The Black musical theater girlies are having a moment. High school Tay is squealing for joy that the interests that set her apart from the 2010s zeitgeist have been pushed into the mainstream. I made a comment in a post a long time ago about earnestness being underappreciated as a value. What is musical theater if not earnestness? Everyone sings about their wants, fears, triumphs, and setbacks. An ensemble cast feels more dynamic to watch than a one-woman show
Cynthia Erivo in Wicked is a big part of this trend but not the most interesting part. I (begrudgingly) recognize her impact. But also, Black theatricality overall is having a moment. Many black artists, performers, and athletes have decided to throw caution to the wind and be themselves. This is not simply as resistance to an oncoming authoritarian regime. It’s more whimsical and often silly than that, like the Vikings defensive line doing the dance from the first High School Musical in the end zone. There’s something unhinged and feral about this trend.
The Friday before Thanksgiving, I saw Doechii perform a mini-set (15 minutes) at The Apollo for the Rolling Stone Magazine series Musicians on Musicians. The panel discussions and performances included Brittany Howard, Doechii, Glorilla, and Busta Rhymes. I puzzled for a long time trying to understand this line-up: Alabama folk and rock meets Florida swamp via 90s Hip-Hop on the same stage as Memphis trap and crunk, with a veteran Hip-Hop uncle.
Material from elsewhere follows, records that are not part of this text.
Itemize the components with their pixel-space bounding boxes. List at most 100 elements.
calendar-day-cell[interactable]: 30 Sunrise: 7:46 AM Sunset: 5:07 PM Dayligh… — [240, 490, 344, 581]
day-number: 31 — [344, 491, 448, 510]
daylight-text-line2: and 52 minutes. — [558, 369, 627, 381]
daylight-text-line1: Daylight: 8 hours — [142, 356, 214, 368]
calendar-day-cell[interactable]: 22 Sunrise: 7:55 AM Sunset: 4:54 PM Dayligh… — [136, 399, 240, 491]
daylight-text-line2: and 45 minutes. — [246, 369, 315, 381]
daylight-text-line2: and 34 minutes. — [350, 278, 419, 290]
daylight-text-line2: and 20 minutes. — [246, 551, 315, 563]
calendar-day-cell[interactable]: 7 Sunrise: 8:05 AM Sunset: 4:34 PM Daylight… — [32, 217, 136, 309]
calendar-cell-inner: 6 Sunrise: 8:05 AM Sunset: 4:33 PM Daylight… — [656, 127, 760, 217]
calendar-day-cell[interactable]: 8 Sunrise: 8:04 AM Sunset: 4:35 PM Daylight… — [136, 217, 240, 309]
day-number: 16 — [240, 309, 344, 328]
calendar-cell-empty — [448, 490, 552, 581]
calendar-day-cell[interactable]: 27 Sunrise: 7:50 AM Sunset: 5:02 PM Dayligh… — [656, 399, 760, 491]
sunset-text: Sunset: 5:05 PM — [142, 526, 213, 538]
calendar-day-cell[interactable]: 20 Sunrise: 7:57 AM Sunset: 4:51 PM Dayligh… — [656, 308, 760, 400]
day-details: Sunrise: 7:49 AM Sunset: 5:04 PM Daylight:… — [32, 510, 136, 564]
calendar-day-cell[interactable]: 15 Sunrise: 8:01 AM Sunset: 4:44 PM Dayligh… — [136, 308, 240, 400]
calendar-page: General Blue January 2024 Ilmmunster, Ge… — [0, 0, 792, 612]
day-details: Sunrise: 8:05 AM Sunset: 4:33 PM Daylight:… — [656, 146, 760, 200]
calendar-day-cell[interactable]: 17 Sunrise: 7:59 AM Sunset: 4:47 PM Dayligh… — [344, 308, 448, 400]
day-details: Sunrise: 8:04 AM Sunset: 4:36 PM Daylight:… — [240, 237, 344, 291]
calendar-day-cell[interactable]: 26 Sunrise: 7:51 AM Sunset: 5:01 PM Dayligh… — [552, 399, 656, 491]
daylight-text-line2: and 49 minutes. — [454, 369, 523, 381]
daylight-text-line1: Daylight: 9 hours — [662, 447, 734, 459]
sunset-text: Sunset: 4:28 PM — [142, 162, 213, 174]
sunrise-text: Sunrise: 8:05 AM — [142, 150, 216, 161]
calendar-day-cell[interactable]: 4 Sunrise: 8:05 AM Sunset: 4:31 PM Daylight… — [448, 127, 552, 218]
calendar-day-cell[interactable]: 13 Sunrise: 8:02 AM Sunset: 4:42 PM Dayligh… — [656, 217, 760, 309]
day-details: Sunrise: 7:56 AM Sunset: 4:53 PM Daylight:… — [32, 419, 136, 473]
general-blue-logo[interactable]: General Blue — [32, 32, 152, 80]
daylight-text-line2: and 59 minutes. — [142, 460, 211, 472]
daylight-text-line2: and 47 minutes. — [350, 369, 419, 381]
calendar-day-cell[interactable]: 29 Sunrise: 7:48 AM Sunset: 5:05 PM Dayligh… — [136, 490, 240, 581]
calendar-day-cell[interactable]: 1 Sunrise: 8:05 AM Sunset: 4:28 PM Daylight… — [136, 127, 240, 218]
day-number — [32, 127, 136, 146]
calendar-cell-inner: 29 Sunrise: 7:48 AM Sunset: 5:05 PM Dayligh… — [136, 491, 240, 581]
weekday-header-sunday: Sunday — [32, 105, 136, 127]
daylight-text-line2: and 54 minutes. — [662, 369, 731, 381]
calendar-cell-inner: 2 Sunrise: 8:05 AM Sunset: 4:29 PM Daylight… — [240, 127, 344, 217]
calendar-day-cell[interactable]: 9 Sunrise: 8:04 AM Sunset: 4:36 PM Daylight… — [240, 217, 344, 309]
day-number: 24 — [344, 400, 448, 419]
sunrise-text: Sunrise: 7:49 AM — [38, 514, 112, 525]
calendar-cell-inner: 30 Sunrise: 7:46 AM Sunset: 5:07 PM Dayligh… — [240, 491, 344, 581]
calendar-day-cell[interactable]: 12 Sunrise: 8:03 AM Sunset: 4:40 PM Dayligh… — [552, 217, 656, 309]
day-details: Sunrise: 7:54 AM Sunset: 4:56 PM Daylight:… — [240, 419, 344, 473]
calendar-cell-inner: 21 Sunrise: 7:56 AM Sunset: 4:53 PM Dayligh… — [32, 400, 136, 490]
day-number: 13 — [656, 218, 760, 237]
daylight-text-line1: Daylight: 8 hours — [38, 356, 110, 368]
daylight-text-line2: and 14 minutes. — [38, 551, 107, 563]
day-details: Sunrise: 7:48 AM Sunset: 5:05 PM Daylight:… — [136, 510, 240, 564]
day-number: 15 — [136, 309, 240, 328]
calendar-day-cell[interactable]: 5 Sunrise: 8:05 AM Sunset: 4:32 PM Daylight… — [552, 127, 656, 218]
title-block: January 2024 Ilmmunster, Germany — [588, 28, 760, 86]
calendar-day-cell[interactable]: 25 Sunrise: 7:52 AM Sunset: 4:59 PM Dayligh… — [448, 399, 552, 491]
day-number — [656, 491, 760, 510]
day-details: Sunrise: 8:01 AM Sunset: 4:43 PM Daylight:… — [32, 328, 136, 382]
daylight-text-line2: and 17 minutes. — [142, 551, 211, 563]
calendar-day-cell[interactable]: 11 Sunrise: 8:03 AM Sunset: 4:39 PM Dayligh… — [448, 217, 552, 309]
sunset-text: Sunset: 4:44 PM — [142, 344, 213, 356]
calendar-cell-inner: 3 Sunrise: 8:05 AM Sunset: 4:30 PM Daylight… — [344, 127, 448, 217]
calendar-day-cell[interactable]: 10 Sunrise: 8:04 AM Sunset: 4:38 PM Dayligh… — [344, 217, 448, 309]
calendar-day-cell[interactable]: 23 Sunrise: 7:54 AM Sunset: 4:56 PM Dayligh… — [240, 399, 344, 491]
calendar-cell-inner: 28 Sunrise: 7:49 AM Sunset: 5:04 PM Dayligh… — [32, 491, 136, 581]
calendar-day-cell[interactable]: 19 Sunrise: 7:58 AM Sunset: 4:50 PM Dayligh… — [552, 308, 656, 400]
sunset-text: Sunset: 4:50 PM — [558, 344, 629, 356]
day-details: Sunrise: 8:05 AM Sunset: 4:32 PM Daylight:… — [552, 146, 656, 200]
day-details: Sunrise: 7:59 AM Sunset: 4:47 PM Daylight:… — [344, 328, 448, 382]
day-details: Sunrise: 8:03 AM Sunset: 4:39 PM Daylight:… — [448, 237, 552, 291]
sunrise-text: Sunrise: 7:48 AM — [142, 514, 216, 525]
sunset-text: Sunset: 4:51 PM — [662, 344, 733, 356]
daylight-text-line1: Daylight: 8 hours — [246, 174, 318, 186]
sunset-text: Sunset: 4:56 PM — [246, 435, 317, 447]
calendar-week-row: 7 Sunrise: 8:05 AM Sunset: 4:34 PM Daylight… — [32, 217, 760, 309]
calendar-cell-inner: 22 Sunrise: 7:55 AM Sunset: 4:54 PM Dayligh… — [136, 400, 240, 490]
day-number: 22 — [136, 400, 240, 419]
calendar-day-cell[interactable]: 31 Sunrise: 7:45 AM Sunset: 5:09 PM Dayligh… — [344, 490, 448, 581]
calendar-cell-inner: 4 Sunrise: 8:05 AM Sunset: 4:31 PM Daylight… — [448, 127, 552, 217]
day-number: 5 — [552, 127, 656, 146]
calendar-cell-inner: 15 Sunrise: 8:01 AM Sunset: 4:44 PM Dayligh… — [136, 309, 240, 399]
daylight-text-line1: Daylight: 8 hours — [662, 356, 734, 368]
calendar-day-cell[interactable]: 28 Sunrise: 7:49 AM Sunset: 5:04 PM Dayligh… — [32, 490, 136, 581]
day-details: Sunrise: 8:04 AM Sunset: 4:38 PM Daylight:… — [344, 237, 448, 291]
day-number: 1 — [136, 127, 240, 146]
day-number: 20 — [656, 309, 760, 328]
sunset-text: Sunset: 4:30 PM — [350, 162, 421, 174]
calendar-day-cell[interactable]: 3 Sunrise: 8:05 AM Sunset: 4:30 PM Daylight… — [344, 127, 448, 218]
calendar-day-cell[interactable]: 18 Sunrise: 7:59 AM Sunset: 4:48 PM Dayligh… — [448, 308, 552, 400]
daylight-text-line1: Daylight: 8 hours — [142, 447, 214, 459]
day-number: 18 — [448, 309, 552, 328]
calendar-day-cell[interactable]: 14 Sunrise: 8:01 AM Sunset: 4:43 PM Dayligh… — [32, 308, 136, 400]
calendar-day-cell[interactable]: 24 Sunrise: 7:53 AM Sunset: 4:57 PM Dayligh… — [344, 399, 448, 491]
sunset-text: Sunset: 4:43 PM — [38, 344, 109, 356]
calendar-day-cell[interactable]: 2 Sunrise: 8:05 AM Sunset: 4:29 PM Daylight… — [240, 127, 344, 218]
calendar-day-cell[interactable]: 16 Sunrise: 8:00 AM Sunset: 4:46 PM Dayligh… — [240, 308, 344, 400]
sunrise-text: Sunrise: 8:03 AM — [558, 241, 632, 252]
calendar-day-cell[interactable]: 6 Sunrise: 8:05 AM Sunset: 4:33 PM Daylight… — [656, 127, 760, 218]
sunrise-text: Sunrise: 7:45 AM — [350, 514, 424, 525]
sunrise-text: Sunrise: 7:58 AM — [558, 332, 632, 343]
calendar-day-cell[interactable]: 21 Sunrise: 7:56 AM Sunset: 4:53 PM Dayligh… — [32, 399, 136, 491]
However, across generations, I saw different avenues for showmanship and weirdness. Howard screams, warbles, and croons like a sultry 60s Blues singer. Meanwhile, Doechii connected so many dots for me by admitting she was a musical theater girly in high school. Over the holidays, Glorilla released a Christmas song with Kehlani that was unhinged. Finally, Busta music videos, that’s all I need to say.
With many of these artists and others I haven’t listed the weird isn’t only about quirks or niche interests. The performance and disruption should spark a thought, concept, or connection in our brains. I’ve been learning more about the Black tradition of performance artists. Lorraine O’Grady, David Hammons, and Carrie Mae Weems: these artists and others challenged the line between theater, quotidian Black life, and protest through their movements both in public and private gallery or museum spaces.
Outside of formalized fine art contexts, Black performance also disrupts and pushes viewers to challenge dominant ideas about gender expression, labor, or criminality. In an NBA season that has felt underwhelming to many fans, Jaren McCain keeps popping up as someone fans are excited to watch. He plays a hypermasculinized sport, smiles easily, paints his nails with bright colors, and seems like a real-life Troy Bolton. Despite the backlash to his personal life, he’s potentially on his way to being named Rookie of the Year. Here a line between performance, personality, and protest shifts as spectators place layers of meaning on his actions. Black public figures aren’t just acting weird, the weirdness almost feels like some triangulation of culture, protest, and real life.
I go through all this to say that no matter the reason I’m into the performance. Whether earnest and heartfelt as in Wicked or disruptive as with Doechii, these weird Black performances show glimpses of nonconformity when we spend hours tracking the trends an algorithm tells us are cool.